Last Saturday Mother, Ray, and I went to Coopertown, Tennessee, to celebrate the fiftieth wedding anniversary of Mother’s first cousin and her husband. In the area where my ancestors settled before Tennessee became a state, we reconnected with cousins Mother grew up with and who Ray and I know only through family reunions. What a pleasure to honor Vernona and Duane, who are examples to all the rest of us. I appreciate their extensive genealogical research about our family, the care they have given to a family cemetery, and their hosting Mother’s family’s reunions. I admire the courage they had in their sixties, when they went to Papua New Guinea, to spend a year as missionaries with Wycliffe Bible translators.
When the time came time for their renewal of vows, Duane announced that we would watch it on video. In the video, the minister who performed their ceremony fifty years ago led them from his wheelchair in the waiting room of the nursing home where he now resides.

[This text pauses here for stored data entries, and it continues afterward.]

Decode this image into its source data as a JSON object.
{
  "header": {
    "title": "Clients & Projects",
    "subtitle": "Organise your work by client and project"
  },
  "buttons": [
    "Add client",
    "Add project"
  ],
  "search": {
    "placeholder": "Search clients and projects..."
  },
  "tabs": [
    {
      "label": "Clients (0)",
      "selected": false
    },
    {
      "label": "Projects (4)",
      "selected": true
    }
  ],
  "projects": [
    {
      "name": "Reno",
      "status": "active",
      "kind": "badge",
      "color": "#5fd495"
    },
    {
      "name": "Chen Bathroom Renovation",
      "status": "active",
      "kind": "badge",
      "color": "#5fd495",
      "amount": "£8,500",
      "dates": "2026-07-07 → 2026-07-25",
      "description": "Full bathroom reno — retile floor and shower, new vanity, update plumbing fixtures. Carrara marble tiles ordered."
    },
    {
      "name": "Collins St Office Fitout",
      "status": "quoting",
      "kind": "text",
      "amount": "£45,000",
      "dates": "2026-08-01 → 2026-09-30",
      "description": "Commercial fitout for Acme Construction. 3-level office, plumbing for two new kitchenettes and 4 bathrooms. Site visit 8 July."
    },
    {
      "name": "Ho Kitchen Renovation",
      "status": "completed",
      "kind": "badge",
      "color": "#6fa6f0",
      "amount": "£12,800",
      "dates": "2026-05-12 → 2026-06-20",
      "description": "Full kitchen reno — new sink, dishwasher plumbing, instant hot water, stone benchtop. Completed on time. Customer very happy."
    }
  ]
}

Mother, Ray, and I had been out of town for a couple of days when we checked our mail late Friday night and found the invitation to the anniversary party. Ray and I had plans for Saturday, something I had been looking forward to for weeks, a gathering with a few friends from high school. Mother never asked me if we would take her, but I knew it was the right thing to do. When we arrived, Mother walked up to her cousin June and said, “I had a stroke.” Mother’s eyes welled up with tears. June told her that a lady at their church looks just like Mother and that she is as sweet as Mother is. I told June I wasn’t so sure about that.
Mother filled her plate with goodies and sat down with more cousins. Those early tears were the only ones I saw. Instead I saw a face beaming with joy. In the early evening, Ray and I joined my friends from high school about four hours late and had a wonderful time. Instead of one special treat on Saturday, we had two.
My parents celebrated their fiftieth anniversary six months before Daddy died. Mother’s parents and Daddy’s parents celebrated fiftieth anniversaries, too. I got to be at all three of those celebrations. After the video at Vernona and Duane’s party, their whole family–two sons, two daughters-in-law, and six grandchildren–came to the front of the room and stood with the honorees. Their older son praised his parents for the example they have been and for the sacrifices they made for him and his brother. He told us that he and his wife had celebrated their twenty-fifth anniversary in July.
A marriage of fifty years is a compilation of moments and decisions. Do what is in your power to live today’s moments and make today’s decisions so that your children will someday have the opportunity to host your fiftieth wedding celebration. And when you are invited to celebrate one with others, take your children. Give them the opportunity to honor what is honorable and to celebrate what is worth celebrating.
Marriage is to be held in honor among all.